Question

The focus and directrix of a parabola are $\left( 0,0 \right)$ and $y=2x+1$. The equation of the axis is:
(a) $2x+y=0$
(b) $x+2y=0$
(c) $x+2y=5$
(d) $x+2y-7=0$

Answer 1

We start solving the problem by finding the slope of the directrix of the parabola by comparing its equation with the standard equation of line. We then use the fact that the axis is perpendicular to the directrix of the parabola and the product of slopes of perpendicular lines is ‘–1’ to find the slope of the axis of parabola. We then recall the property that the vertex and focus of parabola lies on the axis of parabola. We then find the equation of the axis using the fact that the equation of the line passing through the point $\left( a,b \right)$ and having slope ‘m’ is $\left( y-a \right)=m\left( x-b \right)$.

Complete step-by-step answer:
According to the problem, we are given that the focus and directrix of a parabola are $\left( 0,0 \right)$ and $y=2x+1$. We need to find the equation of the axis.

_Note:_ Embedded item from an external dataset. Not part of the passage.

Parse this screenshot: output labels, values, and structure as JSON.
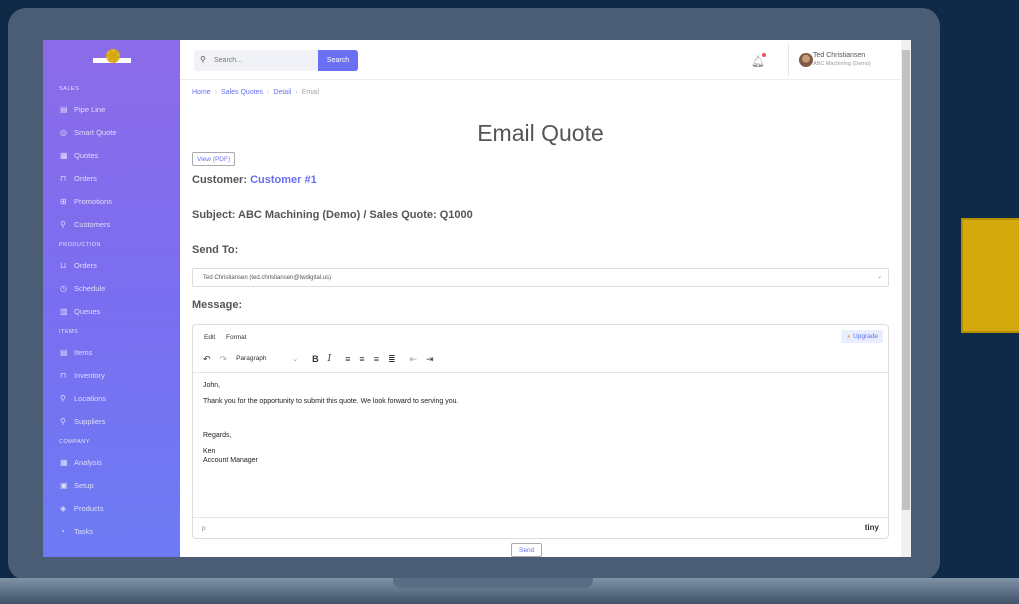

Let us compare the equation of the directrix $y=2x+1$ with the standard equation of line $y=mx+c$. So, the slope of the directrix is $2.$
We know that the axis of the parabola is perpendicular to the directrix of parabola. We also know that the product of slopes of the two perpendicular lines is ‘–1’.
Let us assume the slope of the axis is ‘m’.
So, we have $m\times 2=-1$.
$\Rightarrow m=\dfrac{-1}{2}$ ---(1).
We know that the axis of the parabola passes through the vertex and focus of the parabola.
So, the axis of the parabola passes through $\left( 0,0 \right)$.
We know that the equation of the line passing through the point $\left( a,b \right)$ and having slope ‘m’ is $\left( y-a \right)=m\left( x-b \right)$.
So, the equation of the axis is $\left( y-0 \right)=\dfrac{-1}{2}\left( x-0 \right)$.
$\Rightarrow y=\dfrac{-1}{2}x$.
$\Rightarrow 2y=-x$.
$\Rightarrow x+2y=0$.
So, we have found the equation of the axis of parabola as $x+2y=0$.
The correct option for the given problem is (b).

So, the correct answer is “Option (b)”.

Note: We should not confuse or make calculation mistakes while solving this problem. We should be thorough with the concepts of directrix, focus and vertex of the parabola before solving this problem. We should know that the product of slopes of perpendicular lines (‘–1’) is valid only for non-vertical lines that means if the directrix is parallel to either of the axes we should not use this formula. We can also find the equation of the parabola using the focus and directrix of the parabola. Similarly, we can expect the problem to find the vertex and equation of the tangent at the vertex of the parabola.